We can discard the first easily by collecting timings for the same computation but skipping the memory access (summing the indices instead):

```julia> t(a,stride) = (n = length(a); sum(mod1(stride*i,n) for i in 1:n));
julia> t(A,1) == t(A,256)
true
julia> @time t(A,1);
0.285911 seconds (8 allocations: 288 bytes)
julia> @time t(A,256);
0.272905 seconds (8 allocations: 288 bytes)
```

(As we can see, the `n` modulo operations dominate the operation for small values of `stride`. When we take that into account, the timing difference for memory access alone becomes far greater than just 5x.)

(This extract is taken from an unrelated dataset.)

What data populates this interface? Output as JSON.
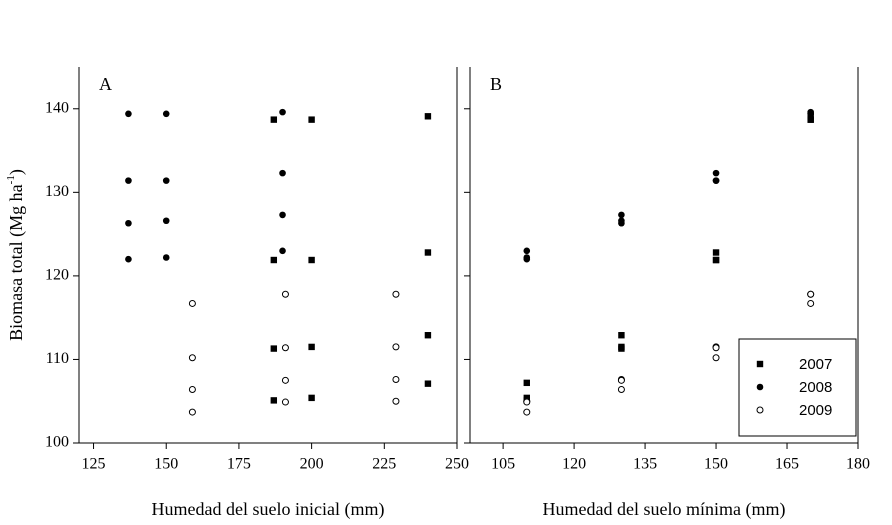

This leaves the second reason. Whenever your CPU accesses data in memory, it doesn't just access the byte you requested; it requests a block of bytes (a cache line) and keeps them around. If you access those ones next, that will hardly cost any time compared to the initial access.

What does that mean for our case? If `stride=1`, we access our array in memory order. That means we reap maximal profit from the CPU's caching strategy: whenever it has retrieved a cache line, we'll read the entire thing before moving to the next cache line.

When the stride is greater, the effectiveness of the caching strategy rapidly diminishes, because we skip many of the bytes that the CPU has just made available to us.

### Conclusion

In conclusion, it is very easy to see low-level caching effects measureably in real-life. There is a few related topics that we haven't touched at all:

• The compiler may 'vectorize' some operations. That is, `sum(a)` may be compiled to an even faster version than what we've seen above.
• There is several cache layers, each subsequent layer being slower-but-bigger. By analyzing the timing increases above, it should be possible to understand the timings and sizes of these cache layers.
• I still want to show you how this relates back to priority queues :)

All of those topics are for another time. Thanks for reading!